More details are coming soon!

Supported benchmarks

ruler

mrcr

aalcr

Data preparation.

ns prepare_data \
    --data_dir=/workspace/ns-data \
    --cluster=<cluster_config> \
    aalcr
You can also prepare a subset of the data with limited context window.
    --max_context_window 100000 --setup test_100k

Running evaluation.

This setup follows the official AA-LCR implementation. The judge model is Qwen3-235B-A22B-Instruct-2507, and the evaluation is repeated four times.
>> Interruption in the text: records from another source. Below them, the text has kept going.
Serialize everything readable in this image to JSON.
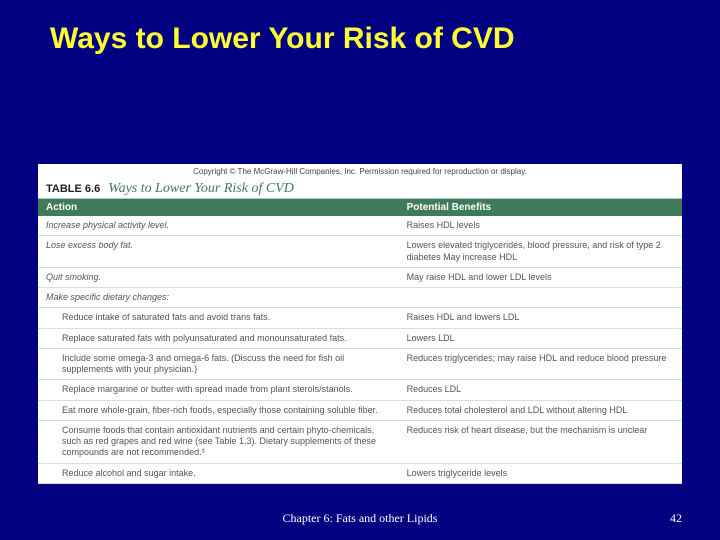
{
  "slide": {
    "title": "Ways to Lower Your Risk of CVD",
    "footer_center": "Chapter 6: Fats and other Lipids",
    "page_number": "42",
    "background_color": "#000080",
    "title_color": "#ffff33"
  },
  "table": {
    "copyright": "Copyright © The McGraw-Hill Companies, Inc. Permission required for reproduction or display.",
    "label": "TABLE 6.6",
    "caption": "Ways to Lower Your Risk of CVD",
    "header_bg": "#3f7a5a",
    "caption_color": "#3f7a5a",
    "columns": [
      "Action",
      "Potential Benefits"
    ],
    "rows": [
      {
        "level": "top",
        "action": "Increase physical activity level.",
        "benefit": "Raises HDL levels"
      },
      {
        "level": "top",
        "action": "Lose excess body fat.",
        "benefit": "Lowers elevated triglycerides, blood pressure, and risk of type 2 diabetes\nMay increase HDL"
      },
      {
        "level": "top",
        "action": "Quit smoking.",
        "benefit": "May raise HDL and lower LDL levels"
      },
      {
        "level": "top",
        "action": "Make specific dietary changes:",
        "benefit": ""
      },
      {
        "level": "indent",
        "action": "Reduce intake of saturated fats and avoid trans fats.",
        "benefit": "Raises HDL and lowers LDL"
      },
      {
        "level": "indent",
        "action": "Replace saturated fats with polyunsaturated and monounsaturated fats.",
        "benefit": "Lowers LDL"
      },
      {
        "level": "indent",
        "action": "Include some omega-3 and omega-6 fats.\n(Discuss the need for fish oil supplements with your physician.)",
        "benefit": "Reduces triglycerides; may raise HDL and reduce blood pressure"
      },
      {
        "level": "indent",
        "action": "Replace margarine or butter with spread made from plant sterols/stanols.",
        "benefit": "Reduces LDL"
      },
      {
        "level": "indent",
        "action": "Eat more whole-grain, fiber-rich foods, especially those containing soluble fiber.",
        "benefit": "Reduces total cholesterol and LDL without altering HDL"
      },
      {
        "level": "indent",
        "action": "Consume foods that contain antioxidant nutrients and certain phyto-chemicals, such as red grapes and red wine (see Table 1.3). Dietary supplements of these compounds are not recommended.³",
        "benefit": "Reduces risk of heart disease, but the mechanism is unclear"
      },
      {
        "level": "indent",
        "action": "Reduce alcohol and sugar intake.",
        "benefit": "Lowers triglyceride levels"
      }
    ]
  }
}
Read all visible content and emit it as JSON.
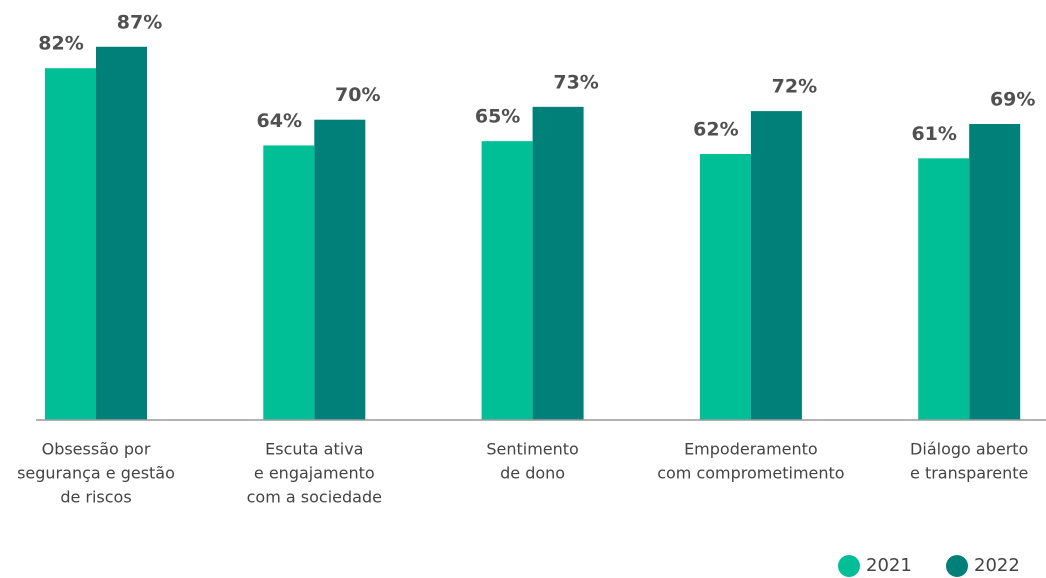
{
  "chart_data": {
    "type": "bar",
    "categories": [
      [
        "Obsessão por",
        "segurança e gestão",
        "de riscos"
      ],
      [
        "Escuta ativa",
        "e engajamento",
        "com a sociedade"
      ],
      [
        "Sentimento",
        "de dono"
      ],
      [
        "Empoderamento",
        "com comprometimento"
      ],
      [
        "Diálogo aberto",
        "e transparente"
      ]
    ],
    "series": [
      {
        "name": "2021",
        "color": "#00bf97",
        "values": [
          82,
          64,
          65,
          62,
          61
        ],
        "value_labels": [
          "82%",
          "64%",
          "65%",
          "62%",
          "61%"
        ]
      },
      {
        "name": "2022",
        "color": "#008078",
        "values": [
          87,
          70,
          73,
          72,
          69
        ],
        "value_labels": [
          "87%",
          "70%",
          "73%",
          "72%",
          "69%"
        ]
      }
    ],
    "ylim": [
      0,
      100
    ],
    "legend": "bottom-right"
  }
}
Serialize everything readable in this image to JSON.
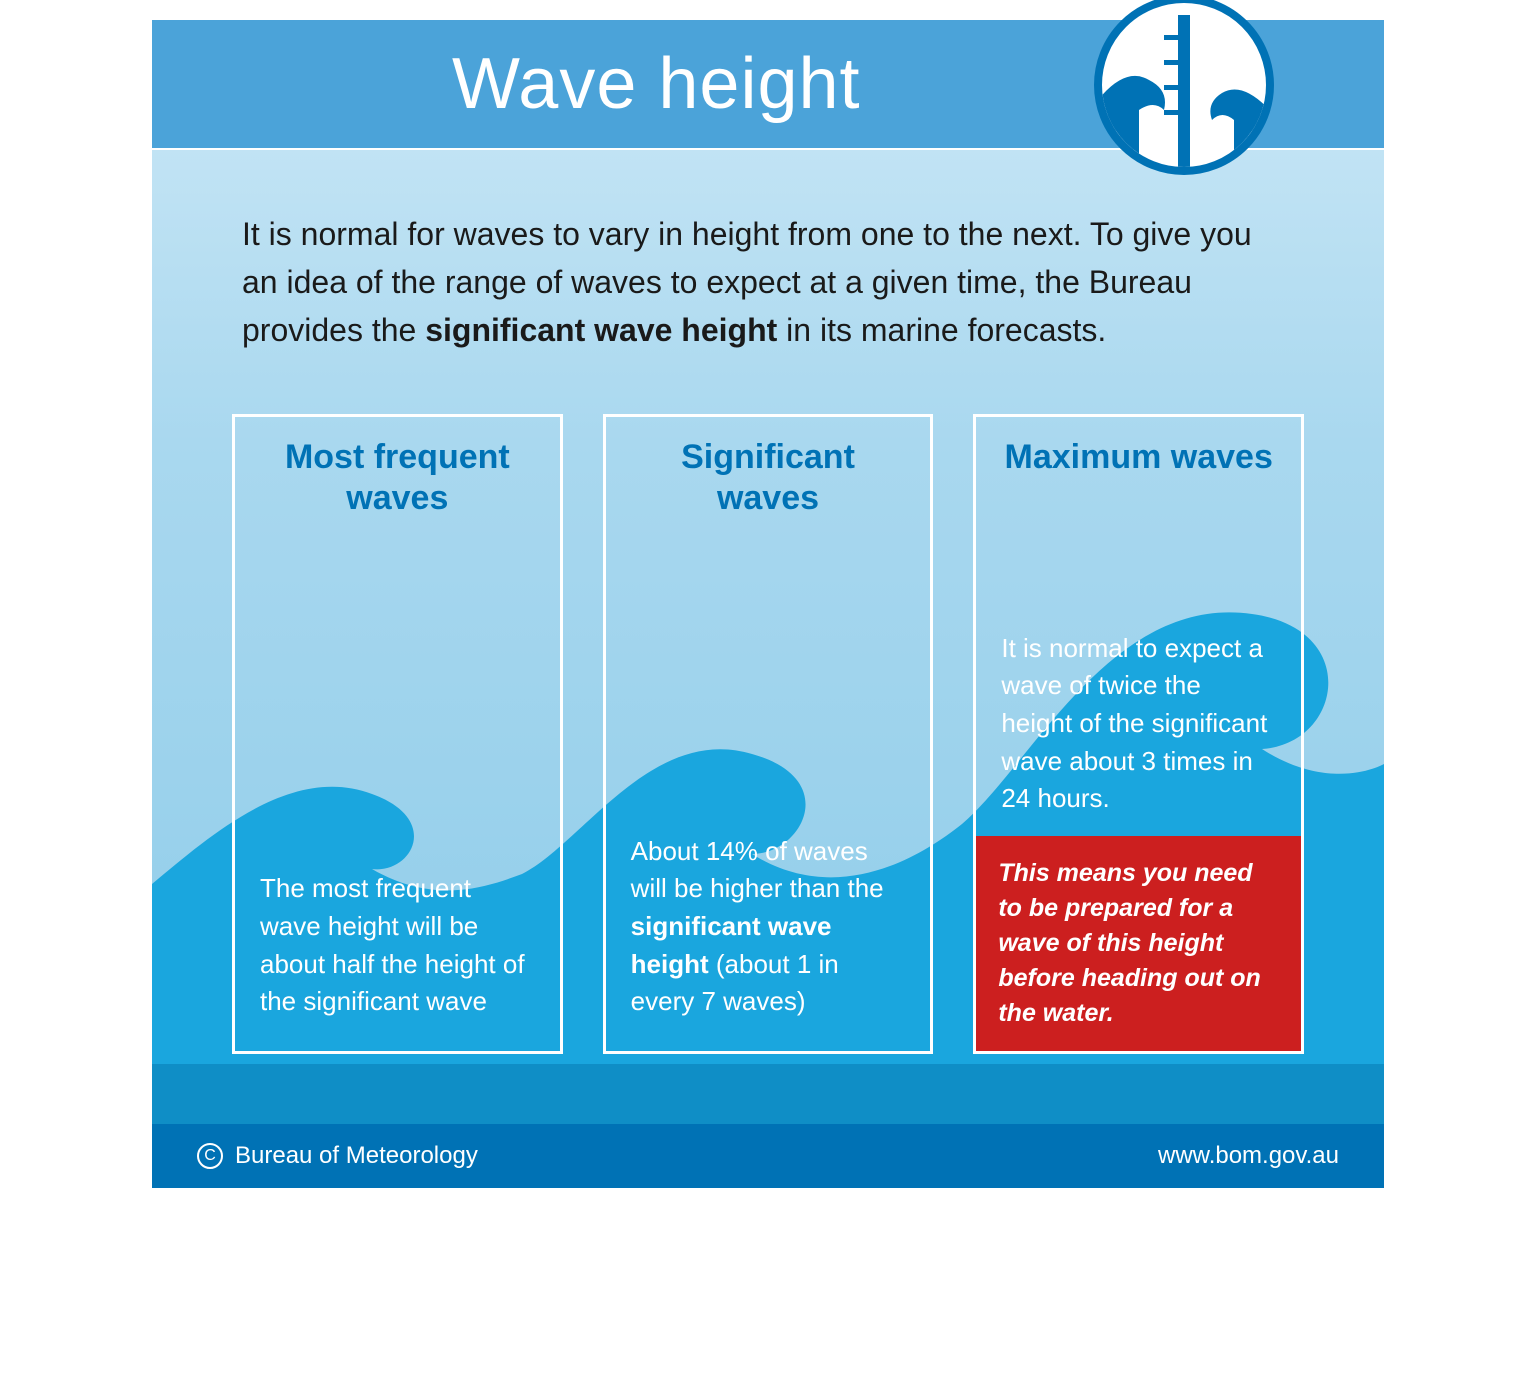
{
  "colors": {
    "header_band": "#4ba3d9",
    "body_gradient_top": "#c1e3f4",
    "body_gradient_bottom": "#8ecce9",
    "wave_fill": "#1aa6de",
    "wave_deep": "#0f8ec6",
    "card_title": "#0072b5",
    "card_border": "#ffffff",
    "warning_bg": "#cc1f1f",
    "footer_bg": "#0072b5",
    "text_dark": "#1a1a1a",
    "text_light": "#ffffff"
  },
  "header": {
    "title": "Wave height",
    "icon_name": "wave-gauge-icon"
  },
  "intro": {
    "pre": "It is normal for waves to vary in height from one to the next. To give you an idea of the range of waves to expect at a given time, the Bureau provides the ",
    "bold": "significant wave height",
    "post": " in its marine forecasts."
  },
  "cards": [
    {
      "title": "Most frequent waves",
      "body_html": "The most frequent wave height will be about half the height of the significant wave"
    },
    {
      "title": "Significant waves",
      "body_html": "About 14% of waves will be higher than the <b>significant wave height</b> (about 1 in every 7 waves)"
    },
    {
      "title": "Maximum waves",
      "body_html": "It is normal to expect a wave of twice the height of the significant wave about 3 times in 24 hours.",
      "warning": "This means you need to be prepared for a wave of this height before heading out on the water."
    }
  ],
  "wave_shape": {
    "description": "Single continuous wave rising left-to-right across 3 panels, small crest in panel 1, medium crest in panel 2, large crest in panel 3",
    "fill": "#1aa6de"
  },
  "footer": {
    "org": "Bureau of Meteorology",
    "url": "www.bom.gov.au"
  }
}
model=Qwen2.5-7B-Instruct-1M
ns eval \
    --cluster=<cluster_config> \
    --data_dir=/workspace/ns-data \
    --server_gpus=8 \
    --server_type=sglang \
    --model=/hf_models/$model \
    --benchmarks=aalcr:4 \
    --output_dir=/workspace/aalcr/$model \
    --judge_model='/hf_models/Qwen3-235B-A22B-Instruct-2507' \
    --judge_server_type='sglang' \
    --judge_server_gpus=8 \
    --server_args='--disable-cuda-graph' \
The results, including per-category scores, are stored in metrics.json. Detailed breakdowns by category and sequence length are also available via
ns summarize_results --cluster=<cluster_config> <folder_of_output_json>